High court justices vacate conviction and sentences
Tag: MP, Supreme Court
On Dec. 31, 2015, the Supreme Court issued Commonwealth v. Hocog, 2015 MP 19, vacating Donald A. Hocog’s conviction for incest and sentences for sexual abuse of a minor in the first degree and assault and battery. On appeal, Hocog argued the trial court erred by: (1) refusing to read the full names of minor witnesses during jury selection, (2) failing to read substantive jury instructions at the end of trial, (3) convicting him of incest in violation of double jeopardy, (4) refusing to order a presentence investigation report, and (5) failing to exercise its sentencing discretion. Furthermore, he argued that if the case were to be remanded for resentencing, it should be reassigned to a different judge.
The Commonwealth charged Hocog with sexual abuse of a minor in the first degree, child abuse, incest, and assault and battery for engaging in sexual penetration with his biological daughter between 2005 and 2006. During jury selection, the Commonwealth read aloud the full names of witnesses to prospective jurors but disclosed only the initials of the victim and two other minor witnesses. After Hocog objected, the trial court informed him that he could raise the issue during supplemental voir dire, but Hocog failed to raise the issue.

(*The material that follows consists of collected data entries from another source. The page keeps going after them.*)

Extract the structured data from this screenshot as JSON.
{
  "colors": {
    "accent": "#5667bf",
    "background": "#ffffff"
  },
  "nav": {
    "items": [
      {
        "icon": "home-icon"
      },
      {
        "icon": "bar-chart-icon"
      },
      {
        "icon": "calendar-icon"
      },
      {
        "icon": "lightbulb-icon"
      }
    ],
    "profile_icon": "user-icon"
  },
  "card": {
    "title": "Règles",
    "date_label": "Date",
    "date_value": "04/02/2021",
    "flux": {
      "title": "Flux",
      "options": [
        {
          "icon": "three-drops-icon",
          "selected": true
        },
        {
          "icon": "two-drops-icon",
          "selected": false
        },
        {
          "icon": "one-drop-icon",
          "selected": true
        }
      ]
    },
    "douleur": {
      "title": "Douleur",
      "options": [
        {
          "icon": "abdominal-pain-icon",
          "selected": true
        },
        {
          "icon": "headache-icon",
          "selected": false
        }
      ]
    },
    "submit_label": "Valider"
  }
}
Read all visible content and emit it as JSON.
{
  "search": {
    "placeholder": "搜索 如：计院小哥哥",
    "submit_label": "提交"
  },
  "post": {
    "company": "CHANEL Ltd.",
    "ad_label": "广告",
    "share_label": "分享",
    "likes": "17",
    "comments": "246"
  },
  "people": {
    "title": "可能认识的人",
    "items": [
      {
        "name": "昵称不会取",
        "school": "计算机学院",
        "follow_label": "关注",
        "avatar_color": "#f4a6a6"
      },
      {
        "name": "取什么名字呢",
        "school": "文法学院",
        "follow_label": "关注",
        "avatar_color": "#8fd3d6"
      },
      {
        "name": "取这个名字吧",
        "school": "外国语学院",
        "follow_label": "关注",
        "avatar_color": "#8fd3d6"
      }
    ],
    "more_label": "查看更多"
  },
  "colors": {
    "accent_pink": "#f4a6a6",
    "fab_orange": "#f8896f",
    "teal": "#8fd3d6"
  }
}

At the beginning of trial, the trial court read the jury instructions but did not reiterate the substantive jury instructions at the end of trial. Ultimately, the jury found Hocog guilty of sexual abuse of a minor in the first degree, and the trial court found Hocog guilty of incest and assault and battery. After reading the verdict, the court denied Hocog’s request for a presentence investigation report, noting the case was straightforward. Hocog received the maximum sentence in each count: 30 years for sexual abuse of a minor in the first degree, five years for incest, and one year for assault and battery—all running concurrently without the possibility of parole.
The high court concluded the trial court did not err in failing to read the full names of minor witnesses because Hocog could have disclosed the names during supplemental voir dire. Moreover, while the trial court’s failure to read substantive jury instructions at the end of trial was an error, the error was not a plain error requiring reversal because Hocog did not demonstrate that the error affected the outcome of the trial.
However, the high court vacated Hocog’s conviction for incest because it violated double jeopardy. The high court also vacated Hocog’s sentences for sexual abuse of a minor in the first degree and assault and battery because the trial court erred by failing to order a presentence investigation report. The high court declined to decide whether the trial court failed to meaningfully exercise its sentencing discretion because resolution of the issue was premature. Finally, the high court remanded for resentencing to the same sentencing judge because Hocog did not establish reassignment was necessary to maintain the appearance of justice.